The Yankees' Anthony Rizzo, right, follows through on a home...

The Yankees' Anthony Rizzo, right, follows through on a home run against the Royals during the seventh inning of a game on July 31 at Yankee Stadium. Credit: AP/Noah K. Murray

SEATTLE – Though both Anthony Rizzo and Aaron Boone said last weekend the lower-back tightness the first baseman has been experiencing isn’t as bad as early July when it cost him four games, the veteran missed a fourth straight game Tuesday night.

But Boone insisted before Tuesday night’s game against the Mariners the back is in still in better shape than July 5-8 when he missed time and that holding Rizzo out Tuesday was a product of “being really cautious” rather than a more serious condition.

“Wanting him to get through a really good, full day workout,” Boone continued. “And if he does, I’d expect him in there tomorrow. He’s doing really well. Just giving it one more day.”

Rizzo, whose back has periodically flared up throughout his 12-year career, is hitting .227 but has 27 homers – second-most on the Yankees behind Aaron Judge’s 44 – and an .858 OPS.

The Yankees finish their three-game series against the Mariners Wednesday afternoon, after which they’ll take a 5-6-hour flight to Boston for a three-game series that starts Friday night. Though taking long flights is part of being a major leaguer, Rizzo experiencing a back issue at the start of a three-city trip – which started in St. Louis last weekend - was bad timing.
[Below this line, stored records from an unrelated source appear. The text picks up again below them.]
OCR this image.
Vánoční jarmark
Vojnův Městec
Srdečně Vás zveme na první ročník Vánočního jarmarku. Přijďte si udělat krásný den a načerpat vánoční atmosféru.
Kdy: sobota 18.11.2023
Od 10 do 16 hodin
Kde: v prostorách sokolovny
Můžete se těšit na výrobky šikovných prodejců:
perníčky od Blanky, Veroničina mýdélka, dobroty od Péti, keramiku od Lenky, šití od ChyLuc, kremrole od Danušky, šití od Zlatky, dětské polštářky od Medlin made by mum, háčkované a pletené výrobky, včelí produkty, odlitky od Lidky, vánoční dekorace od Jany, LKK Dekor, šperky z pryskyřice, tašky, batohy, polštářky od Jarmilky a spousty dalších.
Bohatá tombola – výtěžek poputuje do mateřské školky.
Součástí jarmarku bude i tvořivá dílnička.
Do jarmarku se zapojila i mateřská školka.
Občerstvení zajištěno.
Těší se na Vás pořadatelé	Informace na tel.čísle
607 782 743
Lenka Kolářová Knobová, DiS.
“Hopefully we, and he, are smart with trying to make sure it’s as comfortable and he’s in as good a situation on the flight as he can be,” Boone said. “I do believe we’re about through this and at the end of it. So hopefully the flight won’t alter that at all.”   

Miggy’s chance?

Miguel Andujar, brought up to replace Matt Carpenter on the roster after the utility man suffered a left foot fracture Monday night on a foul ball, is hoping to stick in the big leagues for a prolonged stretch after spending, to his frustration, most of the season with Triple-A Scranton/Wilkes-Barre.

“For me, I have to control what I can,” Andujar said through his interpreter of perhaps putting too much pressure on himself to match Carpenter’s production. “Which is to prepare myself to play the game and try to contribute the way I can and the way I can play baseball.”